An engineer who testified for Toyota Motor Corp. presented evidence in federal court in Minneapolis on Wednesday that a St. Paul man had his foot on the accelerator, not the brakes, when his Toyota Camry plowed into an Oldsmobile Ciera, resulting in three deaths.
Engineer Karl Stopschinski of Houston rebutted arguments by attorneys for Koua Fong Lee, the driver of the 1996 Camry. Lee has joined forces with the family of the people riding in the 1995 Ciera in a lawsuit against Toyota.
Attorneys for the Lee family and the family in the Ciera rested their case Wednesday, the 11th day of the trial. It is expected to wind up early next week and go to the jury.
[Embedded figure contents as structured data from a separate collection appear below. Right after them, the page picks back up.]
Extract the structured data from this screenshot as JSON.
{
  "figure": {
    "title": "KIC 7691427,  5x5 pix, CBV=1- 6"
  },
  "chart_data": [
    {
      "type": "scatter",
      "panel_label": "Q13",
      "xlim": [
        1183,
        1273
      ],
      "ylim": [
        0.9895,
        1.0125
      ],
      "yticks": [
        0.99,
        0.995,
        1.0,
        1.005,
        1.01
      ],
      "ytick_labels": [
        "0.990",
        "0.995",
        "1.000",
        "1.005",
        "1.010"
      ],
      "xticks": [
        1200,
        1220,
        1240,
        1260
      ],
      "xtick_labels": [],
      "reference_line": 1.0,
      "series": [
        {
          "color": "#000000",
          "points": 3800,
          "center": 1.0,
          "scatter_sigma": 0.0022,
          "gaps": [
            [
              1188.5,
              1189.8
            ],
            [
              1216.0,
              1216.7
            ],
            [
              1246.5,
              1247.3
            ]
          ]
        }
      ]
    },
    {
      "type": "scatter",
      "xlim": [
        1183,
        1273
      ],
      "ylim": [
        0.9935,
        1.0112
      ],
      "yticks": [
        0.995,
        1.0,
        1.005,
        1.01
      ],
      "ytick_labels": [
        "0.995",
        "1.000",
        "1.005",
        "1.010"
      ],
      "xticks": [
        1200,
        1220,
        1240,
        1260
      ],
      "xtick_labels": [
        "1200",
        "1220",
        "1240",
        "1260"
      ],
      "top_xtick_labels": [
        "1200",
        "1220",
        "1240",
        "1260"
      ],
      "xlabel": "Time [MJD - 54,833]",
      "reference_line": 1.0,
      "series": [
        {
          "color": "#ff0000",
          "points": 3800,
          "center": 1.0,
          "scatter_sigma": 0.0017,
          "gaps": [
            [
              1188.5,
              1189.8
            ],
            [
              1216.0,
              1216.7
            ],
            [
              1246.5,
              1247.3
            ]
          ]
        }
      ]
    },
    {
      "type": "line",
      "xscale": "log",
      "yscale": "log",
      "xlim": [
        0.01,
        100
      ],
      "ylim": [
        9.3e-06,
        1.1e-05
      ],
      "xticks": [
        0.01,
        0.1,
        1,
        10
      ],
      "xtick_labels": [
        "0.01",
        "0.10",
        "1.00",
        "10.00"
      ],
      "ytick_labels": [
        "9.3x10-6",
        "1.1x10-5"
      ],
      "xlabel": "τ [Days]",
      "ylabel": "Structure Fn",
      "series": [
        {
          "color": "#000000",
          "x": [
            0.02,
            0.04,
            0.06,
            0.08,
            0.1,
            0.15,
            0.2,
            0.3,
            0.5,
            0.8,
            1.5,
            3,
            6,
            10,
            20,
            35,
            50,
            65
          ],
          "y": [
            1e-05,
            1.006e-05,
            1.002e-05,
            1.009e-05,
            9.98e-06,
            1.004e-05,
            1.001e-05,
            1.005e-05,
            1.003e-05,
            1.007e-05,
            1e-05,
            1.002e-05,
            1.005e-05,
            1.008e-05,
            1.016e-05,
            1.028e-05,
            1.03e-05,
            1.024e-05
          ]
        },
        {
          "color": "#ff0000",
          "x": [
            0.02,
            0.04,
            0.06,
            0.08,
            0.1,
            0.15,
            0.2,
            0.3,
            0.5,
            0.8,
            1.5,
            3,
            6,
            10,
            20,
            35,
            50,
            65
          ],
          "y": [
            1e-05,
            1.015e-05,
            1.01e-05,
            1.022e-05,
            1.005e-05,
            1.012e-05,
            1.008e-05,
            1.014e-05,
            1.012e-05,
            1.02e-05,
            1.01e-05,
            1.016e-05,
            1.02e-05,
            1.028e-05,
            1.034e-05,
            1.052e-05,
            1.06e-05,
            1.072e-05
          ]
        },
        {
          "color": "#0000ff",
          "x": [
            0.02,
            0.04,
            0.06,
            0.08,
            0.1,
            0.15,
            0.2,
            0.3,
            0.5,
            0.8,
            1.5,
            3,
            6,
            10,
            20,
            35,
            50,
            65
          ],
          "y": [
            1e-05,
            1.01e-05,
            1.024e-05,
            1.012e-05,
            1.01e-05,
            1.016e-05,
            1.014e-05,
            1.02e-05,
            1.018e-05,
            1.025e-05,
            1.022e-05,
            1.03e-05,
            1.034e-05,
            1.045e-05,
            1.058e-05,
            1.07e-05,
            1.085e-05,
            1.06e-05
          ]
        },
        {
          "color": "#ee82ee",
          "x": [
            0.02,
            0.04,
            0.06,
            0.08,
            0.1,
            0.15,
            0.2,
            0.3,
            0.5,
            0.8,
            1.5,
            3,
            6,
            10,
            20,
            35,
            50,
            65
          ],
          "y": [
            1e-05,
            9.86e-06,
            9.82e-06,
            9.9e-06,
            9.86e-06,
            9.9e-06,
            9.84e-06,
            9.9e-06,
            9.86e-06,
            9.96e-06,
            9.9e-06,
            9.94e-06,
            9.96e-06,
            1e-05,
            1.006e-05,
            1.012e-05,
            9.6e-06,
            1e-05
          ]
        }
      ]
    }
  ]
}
The accident occurred on June 10, 2006, when Lee, driving the Camry with four members of his family as passengers, exited eastbound Interstate 94 at Snelling Avenue. Lee said that the car inexplicably accelerated while he frantically pumped the brakes, striking the Ciera and killing a Minneapolis man, Javis Trice-Adams Sr., and his son, Javis Jr., 9, and injuring a daughter, Devyn Bolton, 6, who died more than a year later. Two other family members in the Ciera suffered injuries.
For Lee and his family, the biggest impact appears to have been psychological trauma. Their attorneys and experts claim that the cause of the accident was a defective accelerator in which nylon pulleys connected to the gas pedal became stuck.
In testimony Wednesday, Stopschinski described his reconstruction of the crash, his examination of the two vehicles and tests of a similar Camry that he said showed that Toyota was not at fault.
To prove Lee applied the brakes, his attorneys earlier introduced evidence that a rear brake light bulb broke after the Camry hit the Ciera and then another car. An examination of the bulb showed that the light filament was in a deformed position, which occurs when the brake light goes on. It remained permanently in that position when the bulb broke in the crash and was exposed to air.
But Stopschinski introduced evidence of tests of a similar Camry that showed that when the car struck an immovable object, the inertia caused the brake lights to go on for a split second even if the brakes were not applied.